The majority’s discussion on the balancing of harms usurps the district court’s role not only as the fact-finder, but also as the court which should initially be exercising its discretion to determine whether injunctive relief is appropriate. See eBay Inc. v. MercExchange, L.L.C., 547 U.S. 388, 394, 126 S.Ct. 1837, 164 L.Ed.2d 641 (2006) (vacating the decision of the court of appeals and ordering a remand so that the district court could address the equitable elements of a preliminary injunction); Acumed LLC v. Stryker Corp., 483 F.3d 800, 811 (Fed.Cir.2007) (“If we were to weigh the evidence ourselves to reach a conclusion on injunctive relief, we would effectively be exercising our own discretion as if we were the first-line court of equity. That role belongs exclusively to the district court. Our task is solely to review the district court’s decisions for an abuse of discretion.”); Lawson Prods., Inc. v.
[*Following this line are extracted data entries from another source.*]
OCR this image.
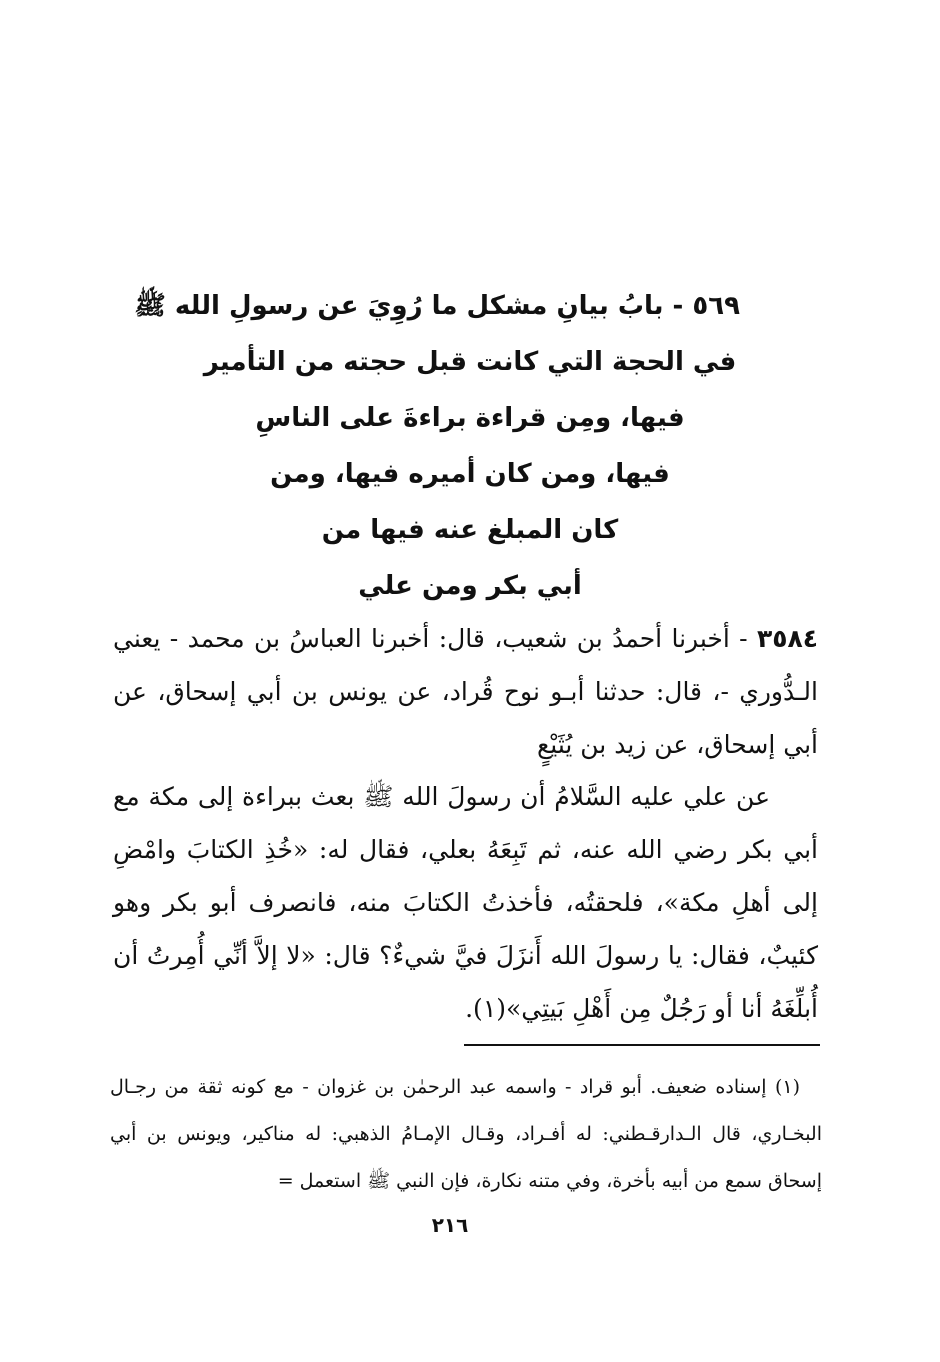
٥٦٩ - بابُ بيانِ مشكل ما رُوِيَ عن رسولِ الله ﷺ
في الحجة التي كانت قبل حجته من التأمير
فيها، ومِن قراءة براءةَ على الناسِ
فيها، ومن كان أميره فيها، ومن
كان المبلغ عنه فيها من
أبي بكر ومن علي

٣٥٨٤ - أخبرنا أحمدُ بن شعيب، قال: أخبرنا العباسُ بن محمد - يعني الـدُّوري -، قال: حدثنا أبـو نوح قُراد، عن يونس بن أبي إسحاق، عن أبي إسحاق، عن زيد بن يُثَيْعٍ

عن علي عليه السَّلامُ أن رسولَ الله ﷺ بعث ببراءة إلى مكة مع أبي بكر رضي الله عنه، ثم تَبِعَهُ بعلي، فقال له: «خُذِ الكتابَ وامْضِ إلى أهلِ مكة»، فلحقتُه، فأخذتُ الكتابَ منه، فانصرف أبو بكر وهو كئيبٌ، فقال: يا رسولَ الله أَنزَلَ فيَّ شيءٌ؟ قال: «لا إلاَّ أنِّي أُمِرتُ أن أُبلِّغَهُ أنا أو رَجُلٌ مِن أَهْلِ بَيتِي»(١).

(١) إسناده ضعيف. أبو قراد - واسمه عبد الرحمٰن بن غزوان - مع كونه ثقة من رجـال البخـاري، قال الـدارقـطني: له أفـراد، وقـال الإمـامُ الذهبي: له مناكير، ويونس بن أبي إسحاق سمع من أبيه بأخرة، وفي متنه نكارة، فإن النبي ﷺ استعمل =

٢١٦
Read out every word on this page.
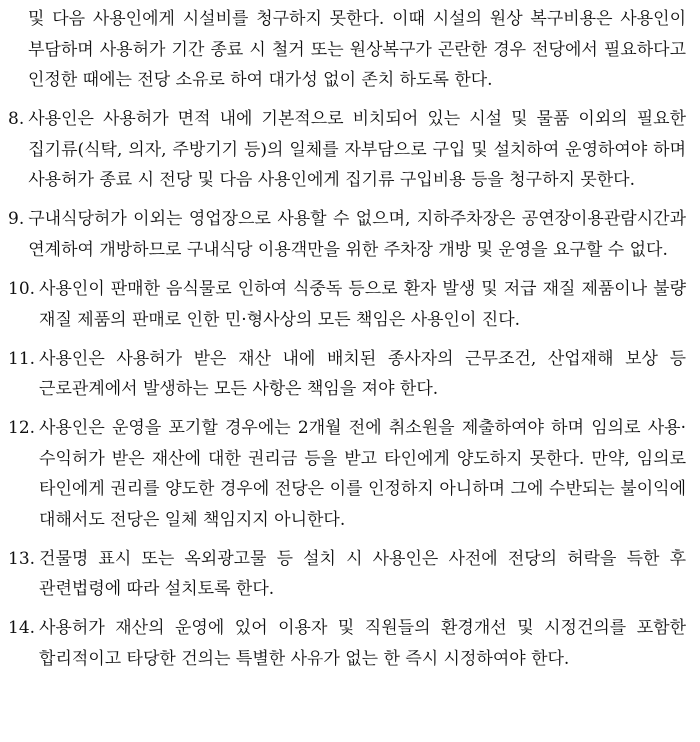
및 다음 사용인에게 시설비를 청구하지 못한다. 이때 시설의 원상 복구비용은 사용인이 부담하며 사용허가 기간 종료 시 철거 또는 원상복구가 곤란한 경우 전당에서 필요하다고 인정한 때에는 전당 소유로 하여 대가성 없이 존치 하도록 한다.
8. 사용인은 사용허가 면적 내에 기본적으로 비치되어 있는 시설 및 물품 이외의 필요한 집기류(식탁, 의자, 주방기기 등)의 일체를 자부담으로 구입 및 설치하여 운영하여야 하며 사용허가 종료 시 전당 및 다음 사용인에게 집기류 구입비용 등을 청구하지 못한다.
9. 구내식당허가 이외는 영업장으로 사용할 수 없으며, 지하주차장은 공연장이용관람시간과 연계하여 개방하므로 구내식당 이용객만을 위한 주차장 개방 및 운영을 요구할 수 없다.
10. 사용인이 판매한 음식물로 인하여 식중독 등으로 환자 발생 및 저급 재질 제품이나 불량 재질 제품의 판매로 인한 민·형사상의 모든 책임은 사용인이 진다.
11. 사용인은 사용허가 받은 재산 내에 배치된 종사자의 근무조건, 산업재해 보상 등 근로관계에서 발생하는 모든 사항은 책임을 져야 한다.
12. 사용인은 운영을 포기할 경우에는 2개월 전에 취소원을 제출하여야 하며 임의로 사용·수익허가 받은 재산에 대한 권리금 등을 받고 타인에게 양도하지 못한다. 만약, 임의로 타인에게 권리를 양도한 경우에 전당은 이를 인정하지 아니하며 그에 수반되는 불이익에 대해서도 전당은 일체 책임지지 아니한다.
13. 건물명 표시 또는 옥외광고물 등 설치 시 사용인은 사전에 전당의 허락을 득한 후 관련법령에 따라 설치토록 한다.
14. 사용허가 재산의 운영에 있어 이용자 및 직원들의 환경개선 및 시정건의를 포함한 합리적이고 타당한 건의는 특별한 사유가 없는 한 즉시 시정하여야 한다.
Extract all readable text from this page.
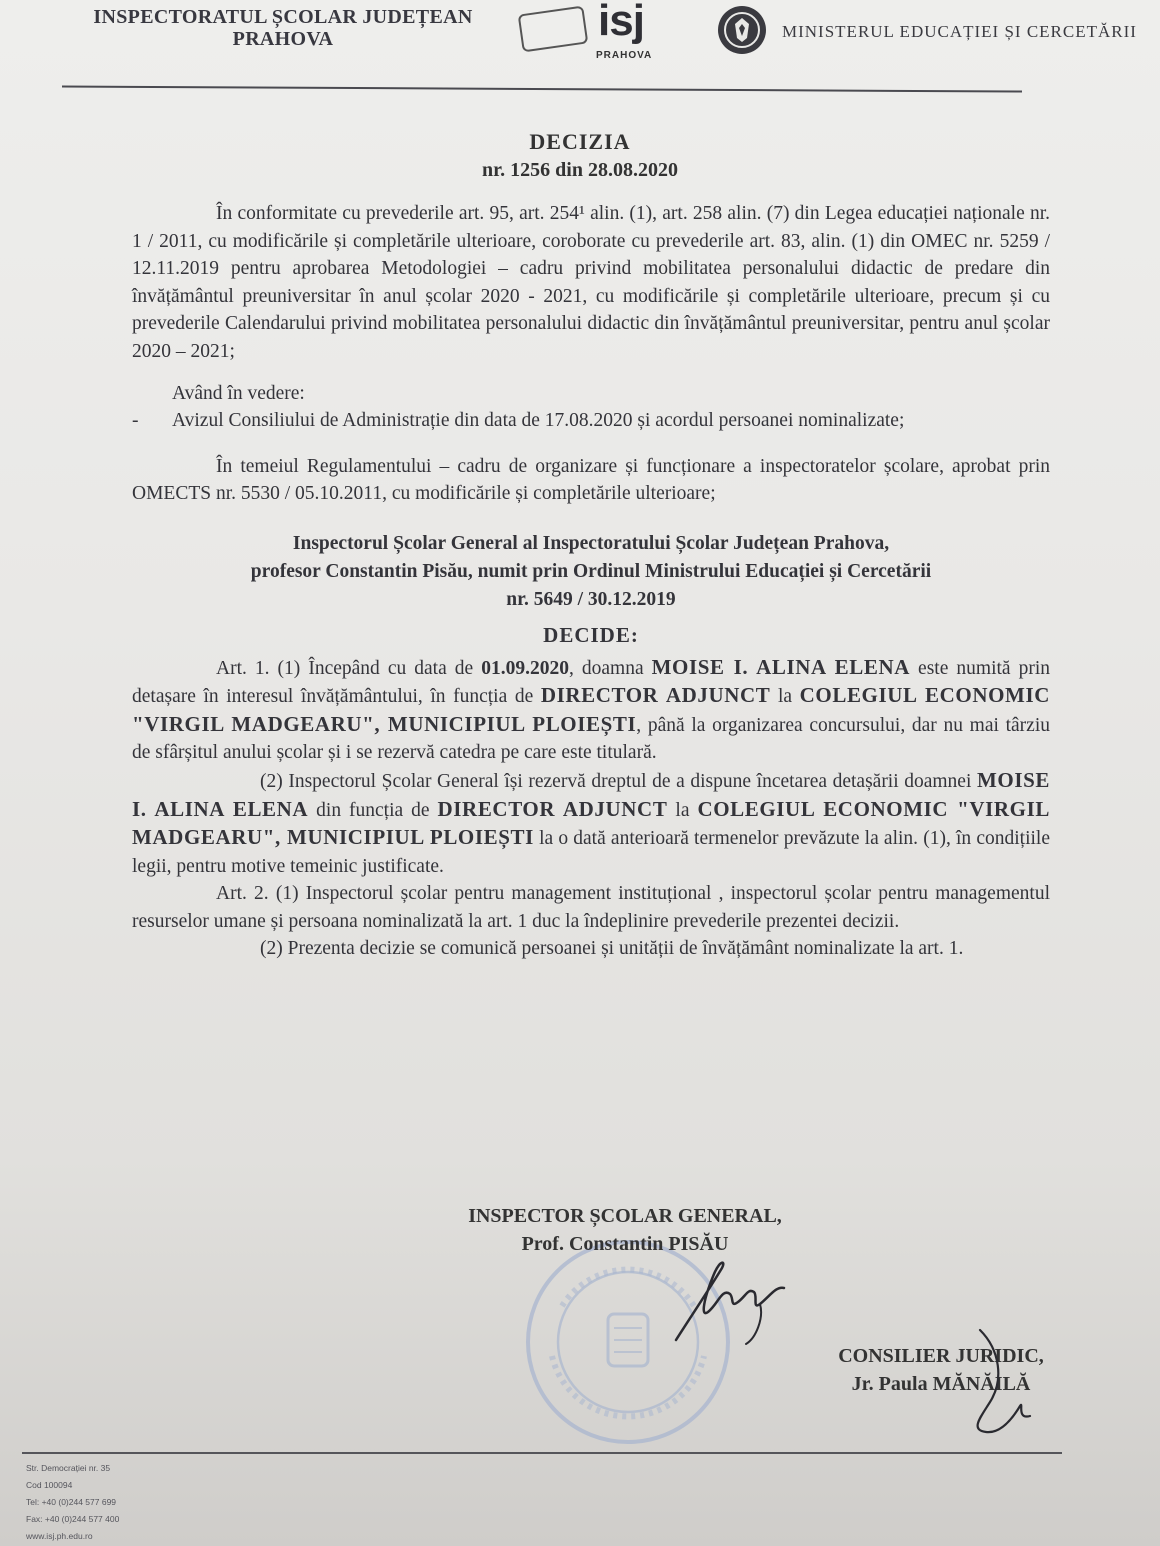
INSPECTORATUL ȘCOLAR JUDEȚEAN
PRAHOVA	isj
PRAHOVA
MINISTERUL EDUCAȚIEI ȘI CERCETĂRII
DECIZIA
nr. 1256 din 28.08.2020

În conformitate cu prevederile art. 95, art. 254¹ alin. (1), art. 258 alin. (7) din Legea educației naționale nr. 1 / 2011, cu modificările și completările ulterioare, coroborate cu prevederile art. 83, alin. (1) din OMEC nr. 5259 / 12.11.2019 pentru aprobarea Metodologiei – cadru privind mobilitatea personalului didactic de predare din învățământul preuniversitar în anul școlar 2020 - 2021, cu modificările și completările ulterioare, precum și cu prevederile Calendarului privind mobilitatea personalului didactic din învățământul preuniversitar, pentru anul școlar 2020 – 2021;

Având în vedere:

- Avizul Consiliului de Administrație din data de 17.08.2020 și acordul persoanei nominalizate;

În temeiul Regulamentului – cadru de organizare și funcționare a inspectoratelor școlare, aprobat prin OMECTS nr. 5530 / 05.10.2011, cu modificările și completările ulterioare;

Inspectorul Școlar General al Inspectoratului Școlar Județean Prahova,
profesor Constantin Pisău, numit prin Ordinul Ministrului Educației și Cercetării
nr. 5649 / 30.12.2019
DECIDE:

Art. 1. (1) Începând cu data de 01.09.2020, doamna MOISE I. ALINA ELENA este numită prin detașare în interesul învățământului, în funcția de DIRECTOR ADJUNCT la COLEGIUL ECONOMIC "VIRGIL MADGEARU", MUNICIPIUL PLOIEȘTI, până la organizarea concursului, dar nu mai târziu de sfârșitul anului școlar și i se rezervă catedra pe care este titulară.

(2) Inspectorul Școlar General își rezervă dreptul de a dispune încetarea detașării doamnei MOISE I. ALINA ELENA din funcția de DIRECTOR ADJUNCT la COLEGIUL ECONOMIC "VIRGIL MADGEARU", MUNICIPIUL PLOIEȘTI la o dată anterioară termenelor prevăzute la alin. (1), în condițiile legii, pentru motive temeinic justificate.

Art. 2. (1) Inspectorul școlar pentru management instituțional , inspectorul școlar pentru managementul resurselor umane și persoana nominalizată la art. 1 duc la îndeplinire prevederile prezentei decizii.

(2) Prezenta decizie se comunică persoanei și unității de învățământ nominalizate la art. 1.

INSPECTOR ȘCOLAR GENERAL,
Prof. Constantin PISĂU
CONSILIER JURIDIC,
Jr. Paula MĂNĂILĂ
Str. Democrației nr. 35
Cod 100094
Tel: +40 (0)244 577 699
Fax: +40 (0)244 577 400
www.isj.ph.edu.ro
Avnet, Inc., 782 F.2d 1429, 1437-38 (7th Cir.1986) (remanding to the district court for consideration of the equitable elements of a preliminary injunction because “the appellate process is not well suited to an appreciation of the subtle shadings of a case” involved in the balancing of equities).
*904III
Given my conclusion that the district court abused its discretion in finding that Appellants did not meet their burden of showing a likelihood of success on the merits, I would reverse the district court’s denial of the Motion for Temporary Restraining Order and Preliminary Injunction, and remand with instructions that the district court determine in the first instance whether Appellants have met their burden with respect to the remaining three equitable factors.